# Isle of Wight hard water



## Betapak (Jul 25, 2013)

Had a quick search but couldn't see any similar threads. Thought i would put some pictures up of the hard water and limescale we have to deal with on the Isle of Wight.









Has anyone else got any experiences with bad limescale build up?


----------



## glevum (Apr 4, 2013)

That is some serious scale build up there. I thought Severn Trent was bad


----------



## glevum (Apr 4, 2013)

Welcome to CFUK by the way!


----------



## Betapak (Jul 25, 2013)

Thanks for the welcome. It certainly keeps us busy and we have a cupboard full of descaler at all times


----------



## glevum (Apr 4, 2013)

When the water is that hard i suppose Brita cartridges dont help much or do they?


----------



## Betapak (Jul 25, 2013)

They do help but the frequency of replacement is very short so it becomes quite costly.


----------



## Glenn (Jun 14, 2008)

What machine is that?


----------



## Charliej (Feb 25, 2012)

glevum said:


> When the water is that hard i suppose Brita cartridges dont help much or do they?

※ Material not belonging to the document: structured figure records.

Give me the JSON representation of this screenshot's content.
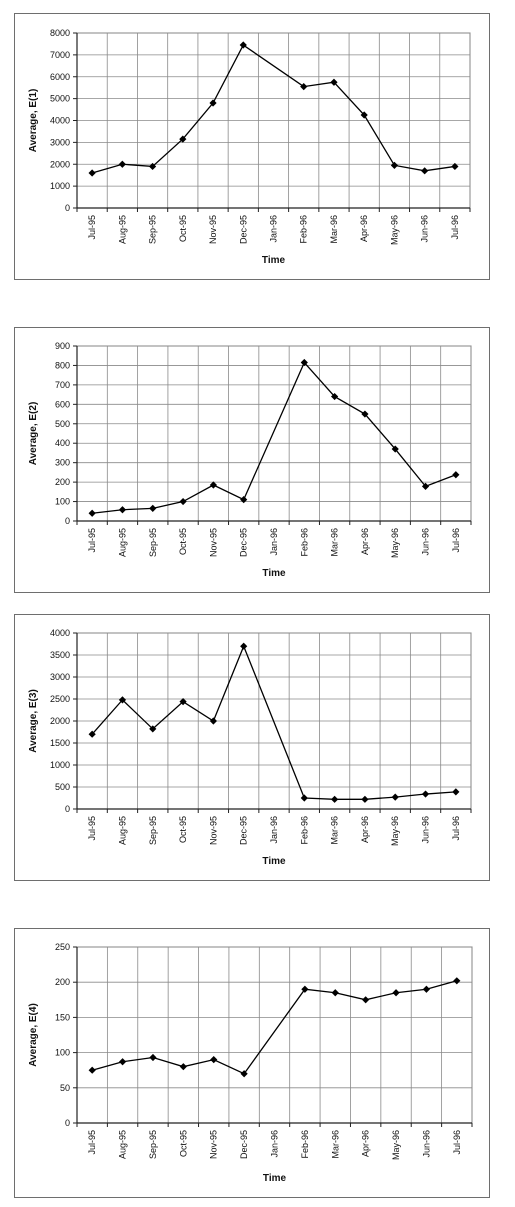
{
  "chart_data": [
    {
      "type": "line",
      "xlabel": "Time",
      "ylabel": "Average, E(1)",
      "ylim": [
        0,
        8000
      ],
      "yticks": [
        0,
        1000,
        2000,
        3000,
        4000,
        5000,
        6000,
        7000,
        8000
      ],
      "categories": [
        "Jul-95",
        "Aug-95",
        "Sep-95",
        "Oct-95",
        "Nov-95",
        "Dec-95",
        "Jan-96",
        "Feb-96",
        "Mar-96",
        "Apr-96",
        "May-96",
        "Jun-96",
        "Jul-96"
      ],
      "values": [
        1600,
        2000,
        1900,
        3150,
        4800,
        7450,
        null,
        5550,
        5750,
        4250,
        1950,
        1700,
        1900
      ],
      "grid": true,
      "marker": "diamond",
      "color": "#000000"
    },
    {
      "type": "line",
      "xlabel": "Time",
      "ylabel": "Average, E(2)",
      "ylim": [
        0,
        900
      ],
      "yticks": [
        0,
        100,
        200,
        300,
        400,
        500,
        600,
        700,
        800,
        900
      ],
      "categories": [
        "Jul-95",
        "Aug-95",
        "Sep-95",
        "Oct-95",
        "Nov-95",
        "Dec-95",
        "Jan-96",
        "Feb-96",
        "Mar-96",
        "Apr-96",
        "May-96",
        "Jun-96",
        "Jul-96"
      ],
      "values": [
        40,
        58,
        65,
        100,
        185,
        110,
        null,
        815,
        640,
        550,
        370,
        178,
        238
      ],
      "grid": true,
      "marker": "diamond",
      "color": "#000000"
    },
    {
      "type": "line",
      "xlabel": "Time",
      "ylabel": "Average, E(3)",
      "ylim": [
        0,
        4000
      ],
      "yticks": [
        0,
        500,
        1000,
        1500,
        2000,
        2500,
        3000,
        3500,
        4000
      ],
      "categories": [
        "Jul-95",
        "Aug-95",
        "Sep-95",
        "Oct-95",
        "Nov-95",
        "Dec-95",
        "Jan-96",
        "Feb-96",
        "Mar-96",
        "Apr-96",
        "May-96",
        "Jun-96",
        "Jul-96"
      ],
      "values": [
        1700,
        2480,
        1820,
        2440,
        2000,
        3700,
        null,
        250,
        220,
        220,
        270,
        340,
        390
      ],
      "grid": true,
      "marker": "diamond",
      "color": "#000000"
    },
    {
      "type": "line",
      "xlabel": "Time",
      "ylabel": "Average, E(4)",
      "ylim": [
        0,
        250
      ],
      "yticks": [
        0,
        50,
        100,
        150,
        200,
        250
      ],
      "categories": [
        "Jul-95",
        "Aug-95",
        "Sep-95",
        "Oct-95",
        "Nov-95",
        "Dec-95",
        "Jan-96",
        "Feb-96",
        "Mar-96",
        "Apr-96",
        "May-96",
        "Jun-96",
        "Jul-96"
      ],
      "values": [
        75,
        87,
        93,
        80,
        90,
        70,
        null,
        190,
        185,
        175,
        185,
        190,
        202
      ],
      "grid": true,
      "marker": "diamond",
      "color": "#000000"
    }
  ]
}
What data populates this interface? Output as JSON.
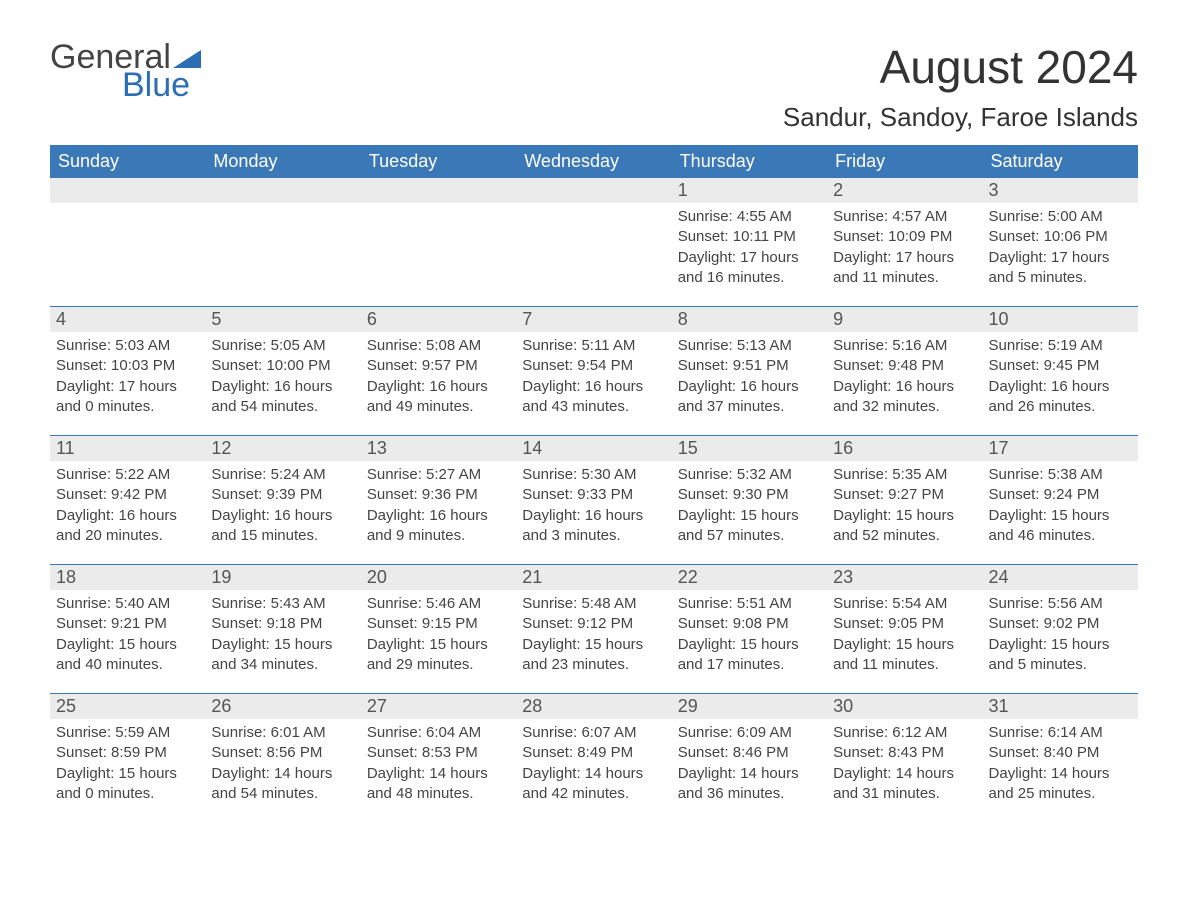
{
  "logo": {
    "text1": "General",
    "text2": "Blue",
    "accent_color": "#2c6eb5"
  },
  "title": "August 2024",
  "location": "Sandur, Sandoy, Faroe Islands",
  "header_bg": "#3b78b8",
  "day_num_bg": "#ebebeb",
  "day_border": "#3b78b8",
  "text_color": "#444444",
  "days_of_week": [
    "Sunday",
    "Monday",
    "Tuesday",
    "Wednesday",
    "Thursday",
    "Friday",
    "Saturday"
  ],
  "weeks": [
    [
      {
        "n": "",
        "sr": "",
        "ss": "",
        "dl": ""
      },
      {
        "n": "",
        "sr": "",
        "ss": "",
        "dl": ""
      },
      {
        "n": "",
        "sr": "",
        "ss": "",
        "dl": ""
      },
      {
        "n": "",
        "sr": "",
        "ss": "",
        "dl": ""
      },
      {
        "n": "1",
        "sr": "Sunrise: 4:55 AM",
        "ss": "Sunset: 10:11 PM",
        "dl": "Daylight: 17 hours and 16 minutes."
      },
      {
        "n": "2",
        "sr": "Sunrise: 4:57 AM",
        "ss": "Sunset: 10:09 PM",
        "dl": "Daylight: 17 hours and 11 minutes."
      },
      {
        "n": "3",
        "sr": "Sunrise: 5:00 AM",
        "ss": "Sunset: 10:06 PM",
        "dl": "Daylight: 17 hours and 5 minutes."
      }
    ],
    [
      {
        "n": "4",
        "sr": "Sunrise: 5:03 AM",
        "ss": "Sunset: 10:03 PM",
        "dl": "Daylight: 17 hours and 0 minutes."
      },
      {
        "n": "5",
        "sr": "Sunrise: 5:05 AM",
        "ss": "Sunset: 10:00 PM",
        "dl": "Daylight: 16 hours and 54 minutes."
      },
      {
        "n": "6",
        "sr": "Sunrise: 5:08 AM",
        "ss": "Sunset: 9:57 PM",
        "dl": "Daylight: 16 hours and 49 minutes."
      },
      {
        "n": "7",
        "sr": "Sunrise: 5:11 AM",
        "ss": "Sunset: 9:54 PM",
        "dl": "Daylight: 16 hours and 43 minutes."
      },
      {
        "n": "8",
        "sr": "Sunrise: 5:13 AM",
        "ss": "Sunset: 9:51 PM",
        "dl": "Daylight: 16 hours and 37 minutes."
      },
      {
        "n": "9",
        "sr": "Sunrise: 5:16 AM",
        "ss": "Sunset: 9:48 PM",
        "dl": "Daylight: 16 hours and 32 minutes."
      },
      {
        "n": "10",
        "sr": "Sunrise: 5:19 AM",
        "ss": "Sunset: 9:45 PM",
        "dl": "Daylight: 16 hours and 26 minutes."
      }
    ],
    [
      {
        "n": "11",
        "sr": "Sunrise: 5:22 AM",
        "ss": "Sunset: 9:42 PM",
        "dl": "Daylight: 16 hours and 20 minutes."
      },
      {
        "n": "12",
        "sr": "Sunrise: 5:24 AM",
        "ss": "Sunset: 9:39 PM",
        "dl": "Daylight: 16 hours and 15 minutes."
      },
      {
        "n": "13",
        "sr": "Sunrise: 5:27 AM",
        "ss": "Sunset: 9:36 PM",
        "dl": "Daylight: 16 hours and 9 minutes."
      },
      {
        "n": "14",
        "sr": "Sunrise: 5:30 AM",
        "ss": "Sunset: 9:33 PM",
        "dl": "Daylight: 16 hours and 3 minutes."
      },
      {
        "n": "15",
        "sr": "Sunrise: 5:32 AM",
        "ss": "Sunset: 9:30 PM",
        "dl": "Daylight: 15 hours and 57 minutes."
      },
      {
        "n": "16",
        "sr": "Sunrise: 5:35 AM",
        "ss": "Sunset: 9:27 PM",
        "dl": "Daylight: 15 hours and 52 minutes."
      },
      {
        "n": "17",
        "sr": "Sunrise: 5:38 AM",
        "ss": "Sunset: 9:24 PM",
        "dl": "Daylight: 15 hours and 46 minutes."
      }
    ],
    [
      {
        "n": "18",
        "sr": "Sunrise: 5:40 AM",
        "ss": "Sunset: 9:21 PM",
        "dl": "Daylight: 15 hours and 40 minutes."
      },
      {
        "n": "19",
        "sr": "Sunrise: 5:43 AM",
        "ss": "Sunset: 9:18 PM",
        "dl": "Daylight: 15 hours and 34 minutes."
      },
      {
        "n": "20",
        "sr": "Sunrise: 5:46 AM",
        "ss": "Sunset: 9:15 PM",
        "dl": "Daylight: 15 hours and 29 minutes."
      },
      {
        "n": "21",
        "sr": "Sunrise: 5:48 AM",
        "ss": "Sunset: 9:12 PM",
        "dl": "Daylight: 15 hours and 23 minutes."
      },
      {
        "n": "22",
        "sr": "Sunrise: 5:51 AM",
        "ss": "Sunset: 9:08 PM",
        "dl": "Daylight: 15 hours and 17 minutes."
      },
      {
        "n": "23",
        "sr": "Sunrise: 5:54 AM",
        "ss": "Sunset: 9:05 PM",
        "dl": "Daylight: 15 hours and 11 minutes."
      },
      {
        "n": "24",
        "sr": "Sunrise: 5:56 AM",
        "ss": "Sunset: 9:02 PM",
        "dl": "Daylight: 15 hours and 5 minutes."
      }
    ],
    [
      {
        "n": "25",
        "sr": "Sunrise: 5:59 AM",
        "ss": "Sunset: 8:59 PM",
        "dl": "Daylight: 15 hours and 0 minutes."
      },
      {
        "n": "26",
        "sr": "Sunrise: 6:01 AM",
        "ss": "Sunset: 8:56 PM",
        "dl": "Daylight: 14 hours and 54 minutes."
      },
      {
        "n": "27",
        "sr": "Sunrise: 6:04 AM",
        "ss": "Sunset: 8:53 PM",
        "dl": "Daylight: 14 hours and 48 minutes."
      },
      {
        "n": "28",
        "sr": "Sunrise: 6:07 AM",
        "ss": "Sunset: 8:49 PM",
        "dl": "Daylight: 14 hours and 42 minutes."
      },
      {
        "n": "29",
        "sr": "Sunrise: 6:09 AM",
        "ss": "Sunset: 8:46 PM",
        "dl": "Daylight: 14 hours and 36 minutes."
      },
      {
        "n": "30",
        "sr": "Sunrise: 6:12 AM",
        "ss": "Sunset: 8:43 PM",
        "dl": "Daylight: 14 hours and 31 minutes."
      },
      {
        "n": "31",
        "sr": "Sunrise: 6:14 AM",
        "ss": "Sunset: 8:40 PM",
        "dl": "Daylight: 14 hours and 25 minutes."
      }
    ]
  ]
}
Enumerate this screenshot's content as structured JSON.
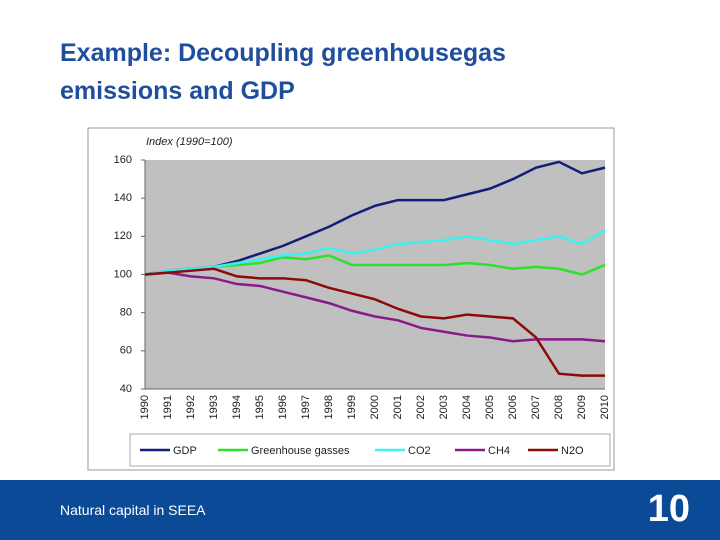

 I'd guess a miners pick and lamp would help more, or you could watch the Mythbusters episode where they test ways to remove left over concrete from concrete mixer trucks !!!


----------



## garydyke1 (Mar 9, 2011)

Time for reverse osmosis


----------



## Betapak (Jul 25, 2013)

Glenn said:


> What machine is that?


Its actually two machines, I cant remember the top left tank but the other three are from a wall mounted Zip hydroboil water boiler. We had quite a large amount from a gaggia gd compact last week, I will try and find the pictures.



Charliej said:


> I'd guess a miners pick and lamp would help more, or you could watch the Mythbusters episode where they test ways to remove left over concrete from concrete mixer trucks !!!


Some of this stuff is seriously hard, I envy nice sand like scale!



garydyke1 said:


> Time for reverse osmosis


Thats not something that could be plumbed inline though is it Gary?


----------



## Betapak (Jul 25, 2013)

This is two photos from the element failure Gaggia GD compact we carried out work on.


----------